Dengue Grave: Sinais de Alarme e Manejo Hospitalar

HAC - Hospital Angelina Caron (PR) — Prova 2025

Enunciado

Paciente masculino, 35 anos, previamente saudável, apresenta febre alta (39,5°C) há três dias, acompanhada de cefaleia intensa, mialgia, artralgia e exantema maculopapular. No terceiro dia de sintomas, desenvolve dor abdominal intensa, vômitos persistentes e tontura ao levantar-se. Ao exame físico, observa-se hipotensão postural, extremidades frias e tempo de enchimento capilar prolongado. Exames laboratoriais revelam hematócrito elevado, plaquetopenia significativa e leucopenia. A respeito do manejo do quadro de dengue em questão, assinale a alternativa correta:

Alternativas

  1. A) Paciente se enquadra na classificação de risco grupo A e deve ser encaminhado para tratamento ambulatorial com hidratação oral intensiva e reavaliação em 24 horas.
  2. B) Paciente com classificação de risco grupo C, com indicação de internação hospitalar imediata para monitorização de parâmetros vitais e hemograma, além de reposição volêmica intravenosa.
  3. C) Indicado internamento em UTI e reposição de vitamina K pelo alto risco de complicações hemorrágicas
  4. D) Está indicada administração de antiinflamatórios não esteroidais para controle da dor e febre.
  5. E) Observação domiciliar com orientação para retorno em caso de piora dos sintomas.

Pérola Clínica

Dengue com sinais de alarme (dor abdominal intensa, vômitos persistentes, hipotensão postural, TPC prolongado) = Grupo C, internação e hidratação IV.

Resumo-Chave

O paciente apresenta múltiplos sinais de alarme para dengue (dor abdominal intensa, vômitos persistentes, hipotensão postural, extremidades frias, TPC prolongado, hematócrito elevado, plaquetopenia significativa), indicando extravasamento plasmático e risco de choque. Isso o classifica no Grupo C, exigindo internação e hidratação venosa imediata.

Contexto Educacional

A dengue é uma arbovirose de grande impacto na saúde pública, com um espectro clínico que varia de formas assintomáticas a quadros graves com risco de morte. A identificação precoce dos sinais de alarme é crucial para um manejo adequado e para evitar a progressão para as formas mais severas da doença, como o choque por dengue. Os pacientes com sinais de alarme, como dor abdominal intensa, vômitos persistentes, hipotensão postural, extremidades frias, tempo de enchimento capilar prolongado, e alterações laboratoriais como hematócrito elevado e plaquetopenia significativa, são classificados no Grupo C. Esses sinais indicam extravasamento plasmático e iminência de choque. O manejo do Grupo C exige internação hospitalar imediata, monitorização contínua de sinais vitais, diurese e hemograma, além de reposição volêmica intravenosa agressiva com cristaloides. A administração de anti-inflamatórios não esteroidais (AINEs) é contraindicada devido ao risco de sangramento. O prognóstico melhora significativamente com a intervenção precoce e adequada.

Perguntas Frequentes

Quais são os principais sinais de alarme da dengue?

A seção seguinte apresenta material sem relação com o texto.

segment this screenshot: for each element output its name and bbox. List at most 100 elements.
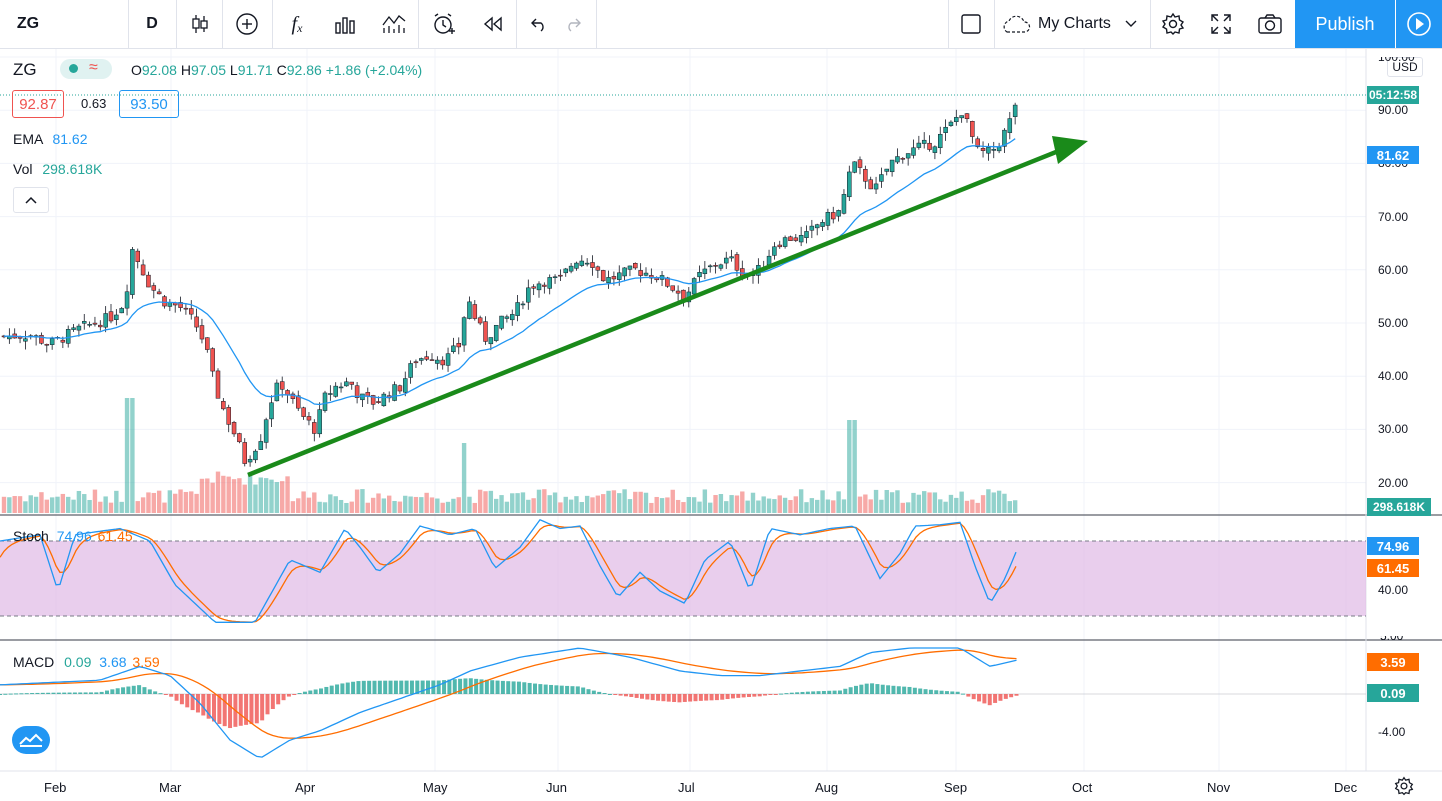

Os sinais de alarme incluem dor abdominal intensa e contínua, vômitos persistentes, hipotensão postural, sangramentos de mucosas, letargia/irritabilidade, hepatomegalia > 2 cm, e aumento progressivo do hematócrito.

Como é feita a classificação de risco da dengue?

A classificação de risco da dengue é feita em grupos A, B, C e D, baseada na presença de sinais de alarme, condições de risco e evidências de choque ou sangramento grave, guiando a conduta e o local de tratamento.

Qual a conduta inicial para um paciente com dengue e sinais de alarme?

A conduta inicial é a internação hospitalar, monitorização rigorosa dos parâmetros vitais e hemograma, e início imediato de reposição volêmica intravenosa com cristaloides.